もう一つ私が出題した兼題が「雷」。考えている最中に遠雷が聞こえたので勢いでこれだ!と決めたがその後聞かれない。雷が発生しないのである。自分で自分の首を絞めるとはこのことだ。あとは雷経験を総動員するしかない。
 私にとって印象的な雷は二度。
 一度は新築、引っ越して間もない我が家の二階の大きな窓に繰り広げられた稲妻と雷鳴の大スペクタクルショー。左に玉姫殿の尖塔と函館本線の夜汽車。正面に函館山が包む函館港の円形。右にみ低い山並みを額縁に大きな空に息もつかせぬ時間だった。

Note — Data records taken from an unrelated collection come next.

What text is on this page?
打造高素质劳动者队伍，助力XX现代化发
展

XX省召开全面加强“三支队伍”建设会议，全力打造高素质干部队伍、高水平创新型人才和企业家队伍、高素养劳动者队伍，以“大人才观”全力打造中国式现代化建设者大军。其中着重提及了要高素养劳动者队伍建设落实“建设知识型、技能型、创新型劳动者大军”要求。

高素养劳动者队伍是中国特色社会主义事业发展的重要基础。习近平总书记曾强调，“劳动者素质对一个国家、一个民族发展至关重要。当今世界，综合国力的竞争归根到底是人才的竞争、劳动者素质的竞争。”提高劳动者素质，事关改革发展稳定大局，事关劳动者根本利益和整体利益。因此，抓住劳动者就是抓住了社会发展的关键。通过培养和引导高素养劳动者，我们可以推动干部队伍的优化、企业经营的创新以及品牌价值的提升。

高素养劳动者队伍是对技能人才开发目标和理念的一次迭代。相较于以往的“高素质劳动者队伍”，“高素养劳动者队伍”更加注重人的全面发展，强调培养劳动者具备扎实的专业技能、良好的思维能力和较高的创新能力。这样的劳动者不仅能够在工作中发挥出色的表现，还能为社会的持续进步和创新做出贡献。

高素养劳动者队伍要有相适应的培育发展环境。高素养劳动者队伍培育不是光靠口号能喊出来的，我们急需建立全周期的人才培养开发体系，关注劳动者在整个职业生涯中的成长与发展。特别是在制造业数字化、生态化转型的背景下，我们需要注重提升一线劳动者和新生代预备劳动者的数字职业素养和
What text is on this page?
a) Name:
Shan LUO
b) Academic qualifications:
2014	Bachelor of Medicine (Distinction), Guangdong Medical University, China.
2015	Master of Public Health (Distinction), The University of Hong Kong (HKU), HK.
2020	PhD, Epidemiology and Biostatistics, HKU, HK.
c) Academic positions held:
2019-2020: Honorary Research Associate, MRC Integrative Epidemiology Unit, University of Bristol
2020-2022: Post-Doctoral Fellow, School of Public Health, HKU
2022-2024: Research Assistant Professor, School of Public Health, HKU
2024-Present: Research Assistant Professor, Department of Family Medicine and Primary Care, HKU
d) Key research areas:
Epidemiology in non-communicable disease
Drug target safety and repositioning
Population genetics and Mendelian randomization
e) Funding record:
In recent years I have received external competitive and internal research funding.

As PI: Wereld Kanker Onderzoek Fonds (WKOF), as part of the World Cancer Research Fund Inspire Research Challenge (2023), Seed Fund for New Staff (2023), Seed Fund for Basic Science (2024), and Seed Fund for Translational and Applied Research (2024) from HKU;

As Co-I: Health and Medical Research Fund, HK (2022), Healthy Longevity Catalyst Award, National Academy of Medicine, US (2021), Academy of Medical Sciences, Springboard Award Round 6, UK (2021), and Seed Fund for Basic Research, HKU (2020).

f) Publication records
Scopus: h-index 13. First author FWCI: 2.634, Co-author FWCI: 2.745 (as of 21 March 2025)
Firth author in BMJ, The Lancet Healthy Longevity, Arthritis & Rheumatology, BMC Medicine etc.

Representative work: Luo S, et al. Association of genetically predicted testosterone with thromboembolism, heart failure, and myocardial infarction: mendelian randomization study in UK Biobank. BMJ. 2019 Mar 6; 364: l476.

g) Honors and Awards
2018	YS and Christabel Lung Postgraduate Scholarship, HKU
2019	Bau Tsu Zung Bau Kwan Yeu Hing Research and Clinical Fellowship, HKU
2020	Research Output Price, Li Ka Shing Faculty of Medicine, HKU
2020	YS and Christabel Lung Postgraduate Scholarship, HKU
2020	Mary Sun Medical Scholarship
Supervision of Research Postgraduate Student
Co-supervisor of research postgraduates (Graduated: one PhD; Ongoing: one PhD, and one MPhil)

 二度目は山頂直下にテントを張ったトムラウシでの一夜。夕食の頃から降り始めた雨にそれぞれが逃げ込むようにテントに入った。私は鼾で迷惑を掛けるのがイヤで一人用のテントだった。雨が一段落すると、遠くで鳴っていた雷がだんだん近くなり、それを運んでくるかのような強風が吹き始めた。稲光が一瞬寝袋の男を露わに照らし、風がテントを歪めて吹きつける。外に出て石で張り綱やペグを補強するが、キャンプ用のテントなのでこの風雨に頼りない。テントの中で寝ることも出来ず風や雷鳴を聞いているしかなかった。一本ペグが抜けた。覚悟を決めて寝袋を畳み、雨具を着ていつ外に放り出されても良いようにしてテントの中に蛹のように膝を抱えた。雷鳴は少しづつ近づいてきた。大音を轟かせ山に眠る者を許そうとしないかのようだ。稲妻と雷鳴に間隔が無くなりこのテントに落ちないのが不思議な位だった。風はますます強くなり風上のペグはすべて抜けてしまい、私はテントをまとっていた。テントは私の重みでかろうじて飛ばされないでいるだけだ。山の上にキャンプ用のテントを持ってきた浅はかさを呪いながら、ただただ、強風と雷が遠ざかるのを膝を抱いて待った。私はそのまま朝を迎えた。風が弱くなってやっとうつらうつらできて朝を迎えた。
 どちらの体験も句にできる力は及ばない。